The ICO investigation found that a concern was raised internally with some senior employees about children under 13 using the platform and not being removed. In the ICO’s view TikTok did not respond adequately.
John Edwards, UK Information Commissioner, said: “There are laws in place to make sure our children are as safe in the digital world as they are in the physical world. TikTok did not abide by those laws.
“As a consequence, an estimated one million under 13s were inappropriately granted access to the platform, with TikTok collecting and using their personal data. That means that their data may have been used to track them and profile them, potentially delivering harmful, inappropriate content at their very next scroll.
“TikTok should have known better. TikTok should have done better. Our £12.7m fine reflects the serious impact their failures may have had. They did not do enough to check who was using their platform or take sufficient action to remove the underage children that were using their platform.”
‘TikTok ought to have been aware under-13s were using its app platform’
In a statement, a TikTok spokesperson said: “TikTok is a platform for users aged 13 and over. We invest heavily to help keep under-13s off the platform and our 40,000-strong safety team works around the clock to help keep the platform safe for our community.

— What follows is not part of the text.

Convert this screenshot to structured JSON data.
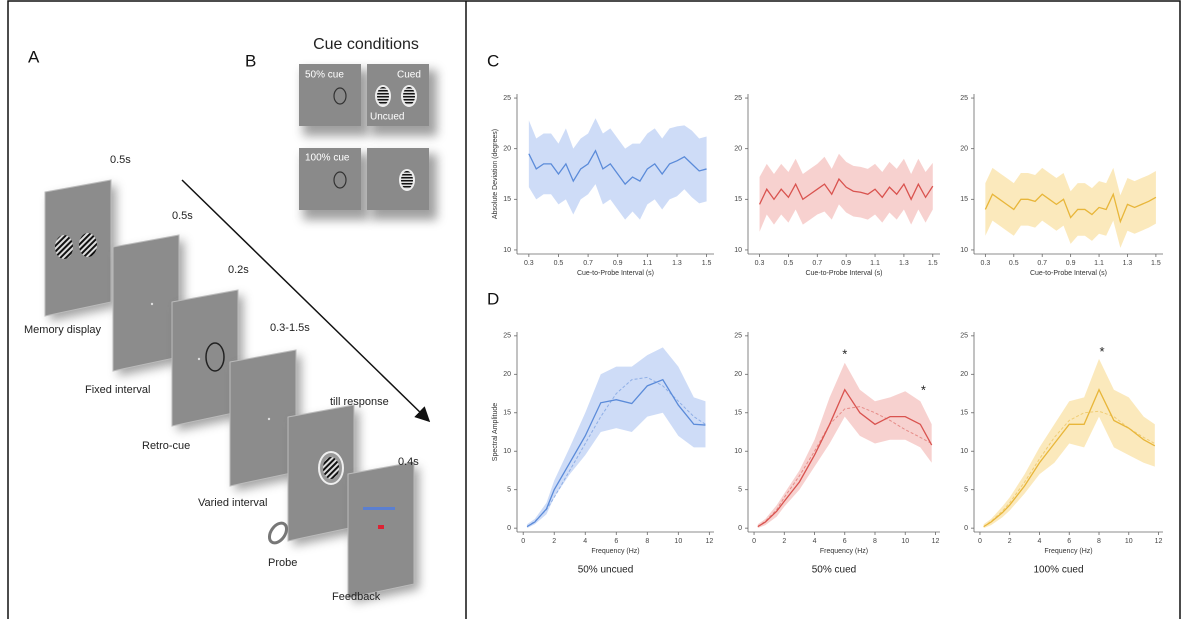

“While we disagree with the ICO’s decision, which relates to May 2018 to July 2020, we are pleased that the fine announced today has been reduced to under half the amount proposed last year. We will continue to review the decision and are considering next steps.”
Since the conclusion of the ICO’s investigation of TikTok, the regulator has published the Children’s Code, designed to help protect children in the digital world. It is a statutory code of practice aimed at online services, such as apps, gaming platforms and web and social media sites, that are likely to be accessed by children.